The Scottish Passenger Agents’ Association (SPAA) has accused the Scottish government of “kicking the can down the road” after plans to replace Air Passenger Duty (APD) with a lower, devolved alternative were this week put back “beyond April 2020”.
Ministers in Scotland want to replace APD with a new Air Departure Tax (ADT) and cut the levy on outbound flights by as much as 50%. Rates of APD currently range from £13 for short-haul economy flights up to £172 for long-haul upper or premium travel.
However, Scotland’s public finance minister Kate Forbes confirmed on Tuesday (23 April) that the process had become mired in legal complexities, telling fellow ministers at Holyrood “continued uncertainty around Brexit” had also contributed to the delay to what was one of the government’s flagship policies.
Forbes said the government was doing everything it could to work with airlines and airports to grow direct routes to and from Scotland to support its tourism economy and Scottish businesses.
In response, SPAA president Ken McLeod said a “more entrepreneurial approach” to reducing or removing the tax would encourage airlines to introduce more flights from Scottish airports.
“The Republic of Ireland divested itself of the dreaded air tax in 2011, which affected Northern Ireland to such an extent the UK government reduced the tax to zero in 2013 on direct long-haul flights,” said McLeod.
“Ryanair has just reduced its winter schedule out of Belfast because of the tax still remaining on short-haul. So ways can be found to get around several challenges, and the Scottish government needs to be more entrepreneurial in its approach to tackle the issue.
“Airlines will invest in Scotland if we reduce or remove the tax and, despite Brexit, we still need to plan for the future. The government still needs to look beyond the short-term and think of the long-term health of our economy and our tourism industry.”
Airlines UK, the trade body representing UK registered airlines, has called on the Scottish government “to be straight with the industry”.
Tim Alderslade, chief executive of Airlines UK; Derek Provan, chief executive of Glasgow and Aberdeen airports owner AGS Airports; and Gordon Dewar, chief executive of Edinburgh airport, urged the government in a joint statement to stop prevaricating.
“This was a cast-iron manifesto commitment and they have now failed to implement it two years in a row,” said the trio. “In the meantime, it is Scottish tourism and connectivity suffering, as we’ve seen with Norwegian pulling out of Edinburgh and lost routes at both Glasgow and Aberdeen.
“The message from airlines and airports is clear – either do what you have promised and get on with it sooner rather than later or be upfront with us that it is never going to happen.”
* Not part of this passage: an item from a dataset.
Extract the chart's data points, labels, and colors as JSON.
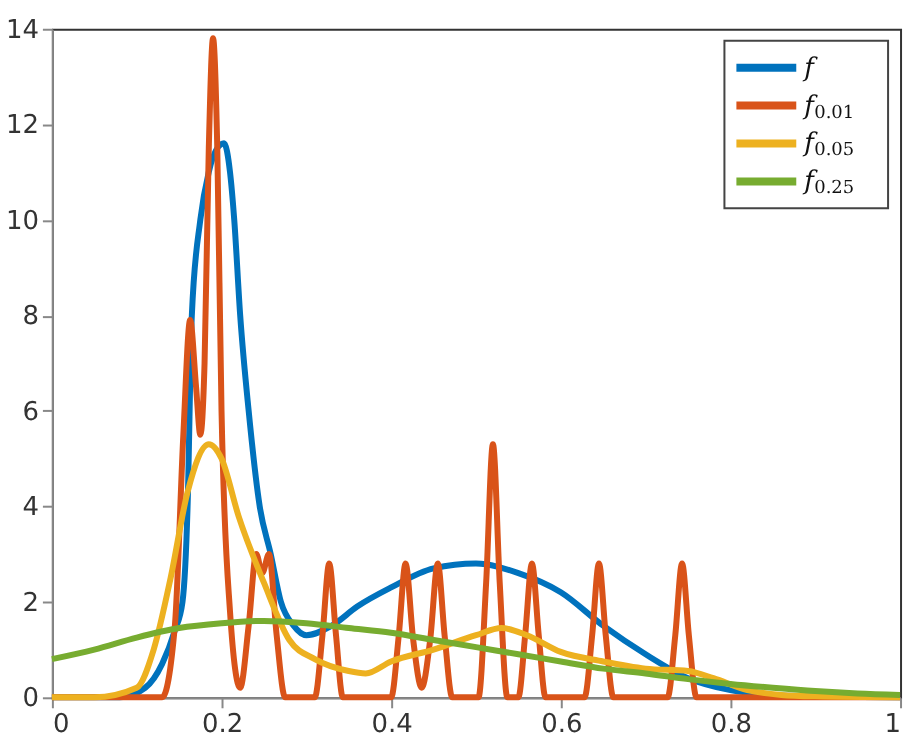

APD is a tax levied on all airlines operating in the UK. It was introduced in 1994 at a flat rate of £5 to UK and EU destinations and £10 elsewhere.
However, the charge has increased significantly to between £13 (economy) and £78 for Band A destinations (within 2,000 miles) and £78 (economy) and £515 for Band B (2,001+ miles).
The standard rate, levied on seats in upper or premium cabins, stands at £26 for Band A and £172 Band B.